Le chef de l'enquête officielle sur les causes de l'effondrement d'un immeuble d'ateliers textiles, qui a fait 1127 morts le mois dernier au Bangladesh, a accusé mercredi le propriétaire du bâtiment d'être le «principal responsable» du drame pour n'avoir pas respecté la réglementation.

Le propriétaire, Sohel Rana, âgé d'une trentaine d'années, «est le principal coupable et à cause de lui 1127 personnes sont mortes», a affirmé Uddin Khandaker, le chef de la commission d'enquête nommée par le gouvernement sur la tragédie du Rana Plaza le 24 avril dernier.

«Il a fait fortune avec de l'argent gagné au noir et n'a pas respecté les réglementations et les lois en matière de construction», a-t-il dit. «Il est le sous-produit de nos hommes politiques corrompus et représente la partie décadente de notre société.»

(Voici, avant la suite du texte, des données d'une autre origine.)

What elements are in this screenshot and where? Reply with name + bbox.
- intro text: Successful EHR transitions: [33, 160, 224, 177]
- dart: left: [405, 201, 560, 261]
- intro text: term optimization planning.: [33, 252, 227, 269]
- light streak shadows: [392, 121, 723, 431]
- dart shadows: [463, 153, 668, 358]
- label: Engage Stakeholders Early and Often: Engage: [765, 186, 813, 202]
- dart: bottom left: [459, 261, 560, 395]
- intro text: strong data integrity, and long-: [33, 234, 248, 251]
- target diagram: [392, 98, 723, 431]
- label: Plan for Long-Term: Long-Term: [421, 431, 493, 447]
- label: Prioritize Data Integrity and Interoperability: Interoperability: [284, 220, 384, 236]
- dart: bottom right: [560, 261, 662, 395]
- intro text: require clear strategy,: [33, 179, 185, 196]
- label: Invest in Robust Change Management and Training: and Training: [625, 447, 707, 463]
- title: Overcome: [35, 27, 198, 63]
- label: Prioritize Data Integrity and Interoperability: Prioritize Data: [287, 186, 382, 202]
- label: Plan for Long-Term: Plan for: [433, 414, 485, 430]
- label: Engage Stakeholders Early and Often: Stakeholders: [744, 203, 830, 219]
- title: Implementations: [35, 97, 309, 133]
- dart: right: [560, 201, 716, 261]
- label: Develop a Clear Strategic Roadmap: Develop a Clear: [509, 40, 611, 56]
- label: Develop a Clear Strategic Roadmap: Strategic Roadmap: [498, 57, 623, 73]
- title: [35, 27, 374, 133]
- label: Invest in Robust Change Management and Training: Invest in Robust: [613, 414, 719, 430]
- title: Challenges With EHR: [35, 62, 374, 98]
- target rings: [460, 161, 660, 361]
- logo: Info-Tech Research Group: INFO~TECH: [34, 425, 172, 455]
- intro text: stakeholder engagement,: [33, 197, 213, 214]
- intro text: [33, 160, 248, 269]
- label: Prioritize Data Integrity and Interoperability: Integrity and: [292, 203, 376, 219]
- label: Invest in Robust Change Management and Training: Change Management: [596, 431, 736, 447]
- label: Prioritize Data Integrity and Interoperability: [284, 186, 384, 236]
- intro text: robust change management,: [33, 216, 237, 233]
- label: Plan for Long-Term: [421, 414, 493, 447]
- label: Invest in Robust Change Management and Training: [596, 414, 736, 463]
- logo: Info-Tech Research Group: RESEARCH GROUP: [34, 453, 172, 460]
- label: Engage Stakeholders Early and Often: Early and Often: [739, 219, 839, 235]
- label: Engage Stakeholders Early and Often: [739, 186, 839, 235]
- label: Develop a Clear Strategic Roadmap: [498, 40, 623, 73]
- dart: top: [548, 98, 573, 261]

Selon Khandaker, la commission d'enquête a demandé au gouvernement de poursuivre en justice le propriétaire, membre du parti au pouvoir Awami League, «pour homicide volontaire», crime passible d'une peine maximum de prison à vie.

«Il n'a pas respecté les codes de construction, a utilisé des matériaux de mauvaise qualité et n'a pas tenu compte de certaines règles spéciales» pour la construction de l'immeuble, a précisé l'enquêteur à la presse avant de remettre son rapport de 400 pages au gouvernement.

Ce document arrive quelques jours avant la visite d'une délégation du gouvernement américain dimanche au Bangladesh pour plaider en faveur d'une profonde révision de la sécurité des 4500 usines textiles du pays.

Selon les enquêteurs, Rana a converti de son propre chef les plans de l'immeuble initialement prévu pour six étages incluant un centre commercial et d'autres espaces de commerce, en un complexe industriel de neuf étages où travaillaient plus de 3000 employés.

La commission d'enquête, qui compte également des responsables de la police et des pompiers, a par ailleurs demandé que les propriétaires des cinq usines textiles qui se trouvaient dans l'immeuble soient eux aussi poursuivis pour homicide volontaire. Quatre d'entre eux ont été arrêtés.

Khandaker a précisé que Rana et les propriétaires des usines de l'immeuble avaient forcé les employés à venir travailler le 24 avril malgré les fissures apparues sur les murs la veille.

«Ils ont menacé les employés de les licencier et de réduire leurs salaires s'ils refusaient de se rendre à leur travail», a-t-il indiqué à l'AFP. Ils ont également utilisé des générateurs dans les étages supérieurs malgré un règlement intérieur qui en interdisait l'usage. L'utilisation de ces générateurs combinée au fonctionnement des machines industrielles a provoqué l'effondrement.

La police a arrêté 12 personnes, dont trois ingénieurs, dans l'enquête sur cette catastrophe.

La délégation américaine, menée par la sous-secrétaire d'État aux affaires politiques, Wendy Sherman, devrait rencontrer des membres du gouvernement pour parler notamment des normes de sécurité en cas d'incendie.

Les sociétés américaines sont parmi les plus importants clients de l'industrie textile du Bangladesh qui emploie trois millions de personnes souvent pour des salaires de misère de 38 dollars par mois.

Ces conditions de travail et les accidents mortels qui se sont répétés ont conduit à une série de manifestations dans les principaux centres de production textile qui ont empêché les livraisons, forçant certains distributeurs à passer par d'autres pays.